I can't tell if you're actually using a 70%/30% ratio because I don't know how much the 1/3 cup of oil weighs. It's more accurate to weigh all the ingredients. Also, are you only making 4 oz shea plus your oil at a time? I've never been able to get a small amount "whipped". I've always had to use at least 16 oz or more of shea before I get a batch that's nice and fluffy. My batches do settle a little but still remain whipped - a little denser in consistency than whipped cream. The whipped butter stays soft, is easy to scoop and spread. I only use shea butter, high oleic sunflower oil and Vitamin E in the whipped butter that I make. 

This is just a suggestion but weigh the 1/3 cup of oil and find out its actual weight in ounces. It might weigh more than you think. I don't know what else to suggest since it sounds like you make whipped butter the same way that I do.

I want to mention that whipped butter's consistency is really personal preference. I've bought whipped butter which was much heavier than what I make - more creamy in texture. But it was lovely.

eta: Again, Lindy beats me in answering.


----------



## Hazel (Nov 7, 2012)

smrbssr said:
			
		

> I always do it in small batches and never have problems getting it fluffy. It was too fluffy for a long time and is the reason I had to experiment not putting so much air in because I get what the pictures look like :/ My preference is a little heavier but soft n creamy like the last picture with some fluff.



What did you use to whip your small batches? When I did small ones, they got creamy but didn't fluff up. However, they were still nice.   

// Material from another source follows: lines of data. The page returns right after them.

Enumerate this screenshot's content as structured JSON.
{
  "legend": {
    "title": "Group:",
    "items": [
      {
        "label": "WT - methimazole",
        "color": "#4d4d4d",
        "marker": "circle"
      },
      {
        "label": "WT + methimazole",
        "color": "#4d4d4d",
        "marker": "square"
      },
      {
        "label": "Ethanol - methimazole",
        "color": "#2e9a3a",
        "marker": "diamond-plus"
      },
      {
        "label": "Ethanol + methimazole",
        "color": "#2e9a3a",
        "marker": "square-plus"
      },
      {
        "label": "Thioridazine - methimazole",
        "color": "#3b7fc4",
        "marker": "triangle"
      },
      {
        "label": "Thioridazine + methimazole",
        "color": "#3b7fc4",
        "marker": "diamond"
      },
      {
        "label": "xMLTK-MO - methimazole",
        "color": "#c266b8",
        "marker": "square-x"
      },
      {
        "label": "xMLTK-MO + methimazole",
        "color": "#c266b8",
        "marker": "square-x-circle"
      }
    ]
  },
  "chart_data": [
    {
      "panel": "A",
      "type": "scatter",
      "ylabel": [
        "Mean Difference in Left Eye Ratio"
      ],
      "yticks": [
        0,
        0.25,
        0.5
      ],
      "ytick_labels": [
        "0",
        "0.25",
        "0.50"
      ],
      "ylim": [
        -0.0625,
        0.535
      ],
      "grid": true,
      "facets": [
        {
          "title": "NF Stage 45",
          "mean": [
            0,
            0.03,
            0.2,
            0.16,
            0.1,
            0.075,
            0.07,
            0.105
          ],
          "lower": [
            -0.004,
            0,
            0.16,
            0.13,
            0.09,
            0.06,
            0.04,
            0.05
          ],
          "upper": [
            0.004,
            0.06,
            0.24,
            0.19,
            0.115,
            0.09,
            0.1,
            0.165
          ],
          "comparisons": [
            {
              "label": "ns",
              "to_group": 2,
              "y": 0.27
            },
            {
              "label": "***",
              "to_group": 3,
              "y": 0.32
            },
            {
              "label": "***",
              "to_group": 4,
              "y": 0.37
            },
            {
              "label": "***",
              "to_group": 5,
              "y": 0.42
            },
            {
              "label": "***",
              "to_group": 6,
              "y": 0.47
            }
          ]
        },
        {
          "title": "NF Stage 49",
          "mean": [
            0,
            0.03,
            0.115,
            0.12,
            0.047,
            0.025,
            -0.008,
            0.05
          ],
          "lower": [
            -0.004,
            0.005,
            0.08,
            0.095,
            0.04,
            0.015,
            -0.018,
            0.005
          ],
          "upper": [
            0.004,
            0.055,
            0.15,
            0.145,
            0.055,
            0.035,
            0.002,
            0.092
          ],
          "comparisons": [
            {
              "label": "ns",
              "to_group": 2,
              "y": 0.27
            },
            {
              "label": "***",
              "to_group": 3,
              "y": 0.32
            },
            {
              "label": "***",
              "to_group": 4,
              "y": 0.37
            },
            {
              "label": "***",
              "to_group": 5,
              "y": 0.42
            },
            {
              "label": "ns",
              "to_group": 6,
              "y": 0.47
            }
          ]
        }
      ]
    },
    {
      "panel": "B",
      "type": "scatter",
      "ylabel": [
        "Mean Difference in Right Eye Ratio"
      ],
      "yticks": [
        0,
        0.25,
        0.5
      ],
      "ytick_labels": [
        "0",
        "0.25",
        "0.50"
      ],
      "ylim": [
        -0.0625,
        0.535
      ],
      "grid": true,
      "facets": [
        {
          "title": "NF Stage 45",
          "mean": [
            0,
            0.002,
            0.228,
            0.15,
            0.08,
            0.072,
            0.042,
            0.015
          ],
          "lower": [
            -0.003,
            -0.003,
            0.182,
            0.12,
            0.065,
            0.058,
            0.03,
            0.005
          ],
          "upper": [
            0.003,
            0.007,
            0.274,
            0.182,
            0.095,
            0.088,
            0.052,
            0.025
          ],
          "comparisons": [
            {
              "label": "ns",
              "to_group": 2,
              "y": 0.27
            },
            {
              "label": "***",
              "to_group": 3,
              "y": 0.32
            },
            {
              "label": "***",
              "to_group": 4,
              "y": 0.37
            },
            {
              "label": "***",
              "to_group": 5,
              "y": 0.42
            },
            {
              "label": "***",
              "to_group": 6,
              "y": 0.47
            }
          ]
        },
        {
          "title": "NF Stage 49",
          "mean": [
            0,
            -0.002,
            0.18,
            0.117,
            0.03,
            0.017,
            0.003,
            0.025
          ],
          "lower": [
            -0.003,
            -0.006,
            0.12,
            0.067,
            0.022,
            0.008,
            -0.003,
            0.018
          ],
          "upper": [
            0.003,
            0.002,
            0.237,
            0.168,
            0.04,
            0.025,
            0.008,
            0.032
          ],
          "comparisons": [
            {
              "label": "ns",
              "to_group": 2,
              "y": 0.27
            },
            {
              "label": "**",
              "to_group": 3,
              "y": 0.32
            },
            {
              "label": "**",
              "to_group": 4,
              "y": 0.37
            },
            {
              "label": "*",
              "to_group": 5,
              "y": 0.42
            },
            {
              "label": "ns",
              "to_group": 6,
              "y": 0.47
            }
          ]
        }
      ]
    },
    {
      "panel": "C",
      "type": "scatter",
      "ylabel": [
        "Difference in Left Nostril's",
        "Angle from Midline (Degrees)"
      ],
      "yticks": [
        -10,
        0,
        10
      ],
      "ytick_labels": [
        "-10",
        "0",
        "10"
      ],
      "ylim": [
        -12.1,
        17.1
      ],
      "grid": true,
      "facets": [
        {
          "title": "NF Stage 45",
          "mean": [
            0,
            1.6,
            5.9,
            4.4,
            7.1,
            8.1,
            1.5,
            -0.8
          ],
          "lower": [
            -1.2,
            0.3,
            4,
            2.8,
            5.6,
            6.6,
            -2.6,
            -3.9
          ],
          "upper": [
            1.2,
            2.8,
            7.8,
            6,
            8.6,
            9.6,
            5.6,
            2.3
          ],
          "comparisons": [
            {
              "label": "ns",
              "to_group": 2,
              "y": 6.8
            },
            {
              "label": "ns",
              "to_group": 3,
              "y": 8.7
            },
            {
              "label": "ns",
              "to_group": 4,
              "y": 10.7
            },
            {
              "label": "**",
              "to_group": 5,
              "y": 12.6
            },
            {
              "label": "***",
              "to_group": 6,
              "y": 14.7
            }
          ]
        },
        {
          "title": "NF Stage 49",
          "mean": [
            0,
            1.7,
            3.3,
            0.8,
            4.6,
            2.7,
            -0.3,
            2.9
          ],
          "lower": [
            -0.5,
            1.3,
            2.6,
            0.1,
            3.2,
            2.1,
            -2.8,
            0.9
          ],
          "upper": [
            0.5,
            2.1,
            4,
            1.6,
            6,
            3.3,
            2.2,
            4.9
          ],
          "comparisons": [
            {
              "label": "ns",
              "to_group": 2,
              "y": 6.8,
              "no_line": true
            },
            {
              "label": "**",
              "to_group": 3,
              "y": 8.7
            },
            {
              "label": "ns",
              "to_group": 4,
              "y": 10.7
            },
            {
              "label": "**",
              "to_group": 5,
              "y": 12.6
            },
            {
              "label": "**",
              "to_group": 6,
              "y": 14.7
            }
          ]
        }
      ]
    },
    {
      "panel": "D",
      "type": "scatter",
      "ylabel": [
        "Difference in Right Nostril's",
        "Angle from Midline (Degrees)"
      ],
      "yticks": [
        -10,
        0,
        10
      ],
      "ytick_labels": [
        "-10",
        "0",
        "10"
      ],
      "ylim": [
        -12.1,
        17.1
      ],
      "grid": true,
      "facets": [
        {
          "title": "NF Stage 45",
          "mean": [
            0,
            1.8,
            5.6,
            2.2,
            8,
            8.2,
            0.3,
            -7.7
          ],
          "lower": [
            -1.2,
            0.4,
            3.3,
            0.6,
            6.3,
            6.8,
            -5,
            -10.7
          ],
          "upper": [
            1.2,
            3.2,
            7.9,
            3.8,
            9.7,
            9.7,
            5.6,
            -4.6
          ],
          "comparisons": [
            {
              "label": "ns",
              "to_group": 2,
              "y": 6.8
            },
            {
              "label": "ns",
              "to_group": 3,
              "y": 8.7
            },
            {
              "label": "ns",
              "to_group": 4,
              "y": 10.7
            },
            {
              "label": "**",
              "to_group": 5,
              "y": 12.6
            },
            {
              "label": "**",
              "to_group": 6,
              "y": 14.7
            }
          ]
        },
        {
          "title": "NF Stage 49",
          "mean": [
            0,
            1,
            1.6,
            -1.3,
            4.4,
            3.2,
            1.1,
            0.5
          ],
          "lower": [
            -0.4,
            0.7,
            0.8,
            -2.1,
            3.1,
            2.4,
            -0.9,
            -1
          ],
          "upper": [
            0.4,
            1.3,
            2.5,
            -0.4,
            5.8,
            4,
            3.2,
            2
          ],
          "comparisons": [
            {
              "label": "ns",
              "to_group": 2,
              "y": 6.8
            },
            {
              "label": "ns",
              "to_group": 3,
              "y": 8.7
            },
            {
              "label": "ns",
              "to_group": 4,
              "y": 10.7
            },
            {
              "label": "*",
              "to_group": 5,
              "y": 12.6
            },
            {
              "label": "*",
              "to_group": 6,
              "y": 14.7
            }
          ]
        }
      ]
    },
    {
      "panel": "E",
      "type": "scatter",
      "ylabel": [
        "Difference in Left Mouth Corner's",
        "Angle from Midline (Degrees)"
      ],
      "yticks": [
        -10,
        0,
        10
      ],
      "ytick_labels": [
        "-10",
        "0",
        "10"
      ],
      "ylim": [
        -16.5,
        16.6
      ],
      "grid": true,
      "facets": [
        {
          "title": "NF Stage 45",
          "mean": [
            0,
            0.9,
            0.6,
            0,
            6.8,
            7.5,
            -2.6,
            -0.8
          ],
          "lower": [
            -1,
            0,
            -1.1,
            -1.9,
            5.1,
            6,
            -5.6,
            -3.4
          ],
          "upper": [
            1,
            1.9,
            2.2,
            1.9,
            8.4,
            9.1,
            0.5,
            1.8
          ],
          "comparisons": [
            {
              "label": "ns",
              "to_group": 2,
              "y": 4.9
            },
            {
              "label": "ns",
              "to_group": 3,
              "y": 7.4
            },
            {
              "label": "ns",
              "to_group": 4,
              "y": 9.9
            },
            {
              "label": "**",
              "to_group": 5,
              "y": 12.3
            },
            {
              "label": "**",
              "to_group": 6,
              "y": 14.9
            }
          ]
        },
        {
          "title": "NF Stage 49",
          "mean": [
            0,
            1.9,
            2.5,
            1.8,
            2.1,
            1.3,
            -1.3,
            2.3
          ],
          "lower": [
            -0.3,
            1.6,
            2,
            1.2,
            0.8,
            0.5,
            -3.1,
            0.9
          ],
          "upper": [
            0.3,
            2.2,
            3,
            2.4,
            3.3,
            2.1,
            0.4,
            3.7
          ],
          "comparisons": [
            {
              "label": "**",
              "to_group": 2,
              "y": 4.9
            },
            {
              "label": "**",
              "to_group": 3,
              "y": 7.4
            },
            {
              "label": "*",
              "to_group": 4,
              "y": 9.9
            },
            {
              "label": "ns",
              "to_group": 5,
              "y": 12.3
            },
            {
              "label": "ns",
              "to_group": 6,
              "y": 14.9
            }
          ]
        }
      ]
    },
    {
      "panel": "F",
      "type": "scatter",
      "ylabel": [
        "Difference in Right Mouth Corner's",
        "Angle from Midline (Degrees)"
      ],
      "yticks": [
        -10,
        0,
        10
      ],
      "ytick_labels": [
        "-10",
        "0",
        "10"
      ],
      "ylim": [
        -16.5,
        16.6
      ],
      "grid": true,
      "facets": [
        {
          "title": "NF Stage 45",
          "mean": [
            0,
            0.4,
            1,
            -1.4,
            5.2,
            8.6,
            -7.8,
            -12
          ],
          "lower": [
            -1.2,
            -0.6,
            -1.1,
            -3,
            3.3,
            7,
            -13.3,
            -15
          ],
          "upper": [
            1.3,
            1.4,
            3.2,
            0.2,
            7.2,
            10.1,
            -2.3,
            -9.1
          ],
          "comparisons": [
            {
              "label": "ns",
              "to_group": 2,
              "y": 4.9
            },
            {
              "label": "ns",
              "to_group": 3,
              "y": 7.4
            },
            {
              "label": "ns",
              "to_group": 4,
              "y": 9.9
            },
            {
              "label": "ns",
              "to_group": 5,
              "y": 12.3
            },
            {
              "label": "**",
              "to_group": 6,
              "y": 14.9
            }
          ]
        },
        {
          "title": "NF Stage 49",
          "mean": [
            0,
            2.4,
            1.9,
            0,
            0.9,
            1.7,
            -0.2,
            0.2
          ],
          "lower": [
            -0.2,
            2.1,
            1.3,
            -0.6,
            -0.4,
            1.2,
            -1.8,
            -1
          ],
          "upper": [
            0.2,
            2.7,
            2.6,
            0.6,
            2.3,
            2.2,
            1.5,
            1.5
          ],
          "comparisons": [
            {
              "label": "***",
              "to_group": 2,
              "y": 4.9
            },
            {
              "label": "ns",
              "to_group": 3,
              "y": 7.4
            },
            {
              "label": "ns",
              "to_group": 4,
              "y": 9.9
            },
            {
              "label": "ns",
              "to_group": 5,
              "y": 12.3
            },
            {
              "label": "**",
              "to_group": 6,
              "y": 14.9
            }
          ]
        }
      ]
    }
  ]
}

I've never used mango in a whipped butter. I have whipped shea and babassu together and it was more salve-like in consistency. I don't know for sure but I'm guessing mango would make a heavier whipped butter like the babassu. But I might be wrong. You could try it and see how it turns out.


----------



## Hazel (Nov 8, 2012)

Thanks for the reply. I didn't use a stand mixer since it was so small. I actually wouldn't use a stand mixer for a small batch. If I'm going to drag that heavy thing out, I'm making *large *batches.


----------